Researchers uncovered the flaw in 2016 - but Microsoft still hasn't rolled out patches to protect users of Windows 10

Security specialists claim to have uncovered a flaw in the Thunderbolt connectivity specification that could expose PCs to attack via their USB-C and DisplayPort interfaces.

The vulnerability was uncovered by a team of researchers led by Theo Markettos, a senior research associate at the University of Cambridge Computer Laboratory.

Dubbed 'Thunderclap', the vulnerability enables hackers to exploit the privileged direct-memory access (DMA) provided via the Thunderbolt connection to access the targeted device.

"We studied the defences of existing systems in the face of malicious DMA-enabled peripheral devices and found them to be very weak," said Markettos.

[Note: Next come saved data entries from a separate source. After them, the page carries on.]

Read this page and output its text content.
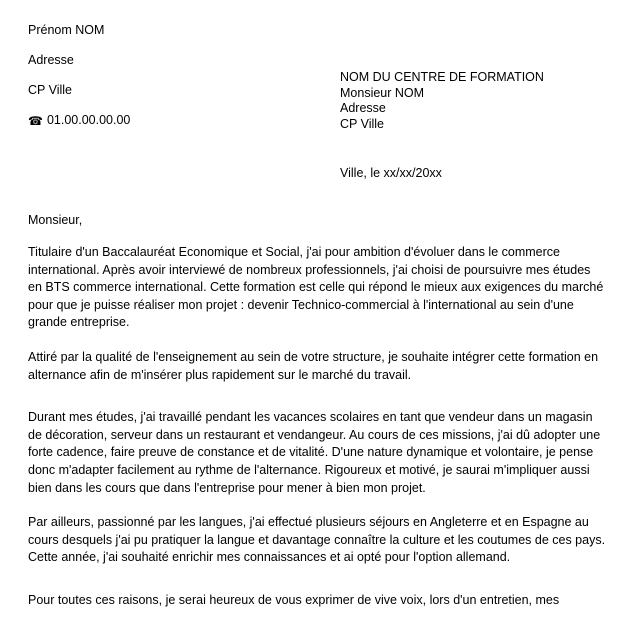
Prénom NOM

Adresse

CP Ville

☎ 01.00.00.00.00

NOM DU CENTRE DE FORMATION
Monsieur NOM
Adresse
CP Ville
Ville, le xx/xx/20xx
Monsieur,

Titulaire d'un Baccalauréat Economique et Social, j'ai pour ambition d'évoluer dans le commerce international. Après avoir interviewé de nombreux professionnels, j'ai choisi de poursuivre mes études en BTS commerce international. Cette formation est celle qui répond le mieux aux exigences du marché pour que je puisse réaliser mon projet : devenir Technico-commercial à l'international au sein d'une grande entreprise.

Attiré par la qualité de l'enseignement au sein de votre structure, je souhaite intégrer cette formation en alternance afin de m'insérer plus rapidement sur le marché du travail.

Durant mes études, j'ai travaillé pendant les vacances scolaires en tant que vendeur dans un magasin de décoration, serveur dans un restaurant et vendangeur. Au cours de ces missions, j'ai dû adopter une forte cadence, faire preuve de constance et de vitalité. D'une nature dynamique et volontaire, je pense donc m'adapter facilement au rythme de l'alternance. Rigoureux et motivé, je saurai m'impliquer aussi bien dans les cours que dans l'entreprise pour mener à bien mon projet.

Par ailleurs, passionné par les langues, j'ai effectué plusieurs séjours en Angleterre et en Espagne au cours desquels j'ai pu pratiquer la langue et davantage connaître la culture et les coutumes de ces pays. Cette année, j'ai souhaité enrichir mes connaissances et ai opté pour l'option allemand.

Pour toutes ces raisons, je serai heureux de vous exprimer de vive voix, lors d'un entretien, mes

"The primary defence is a component called the Input-Output Memory Management Unit (IOMMU), which, in principle, can allow devices to access only the memory needed to do their job and nothing else. However, we found existing operating systems do not use the IOMMU effectively."

Markettos added that Windows 7, 8, and 10 Home and Pro operating systems don't support IOMMU, and even Windows 10 Enterprise doesn't properly support it.

This means that the operating system-level access that Thunderbolt-compatible devices are granted, such as 4K monitors and external GPU enclosures, makes a machine more vulnerable to attacks that gain privileged access to a system.

"We built a fake network card that is capable of interacting with the operating system in the same way as a real one, including announcing itself correctly, causing drivers to attach, and sending and receiving network packets," said Markettos.

"To do this, we extracted a software model of an Intel E1000 from the QEMU full-system emulator and ran it on an FPGA. Because this is a software model, we can easily add malicious behaviour to find and exploit vulnerabilities.

"We found the attack surface available to a network card was much richer and more nuanced than was previously thought. By examining the memory it was given access to while sending and receiving packets, our device was able to read traffic from networks that it wasn't supposed to. This included VPN plaintext and traffic from Unix domain sockets that should never leave the machine."

On MacOS and FreeBSD, the researchers found that their dodgy network card could start arbitrary programmes as the system admin. On Linux, they were able to get access to sensitive kernel data structures and completely bypass the enabled IOMMU by setting a few option fields in the messages the malicious network card sent.

"Such attacks are very plausible in practice. The combination of power, video, and peripheral-device DMA over Thunderbolt 3 ports facilitates the creation of malicious charging stations or displays that function correctly but simultaneously take control of connected machines," said Markettos.

To execute a Thunderclap attack, though, would mean hacking a Thunderbolt accessory or peripheral - or executing an ‘evil maid' style of cyber attack in which a malicious third-party gains direct physical access to a targeted device.

The discovery of the security flaw isn't new. Markettos said that the researchers had been working with vendors to persuade them to implement mitigations since 2016, and Apple has already eradicated the flaw in its MacOS-based PCs.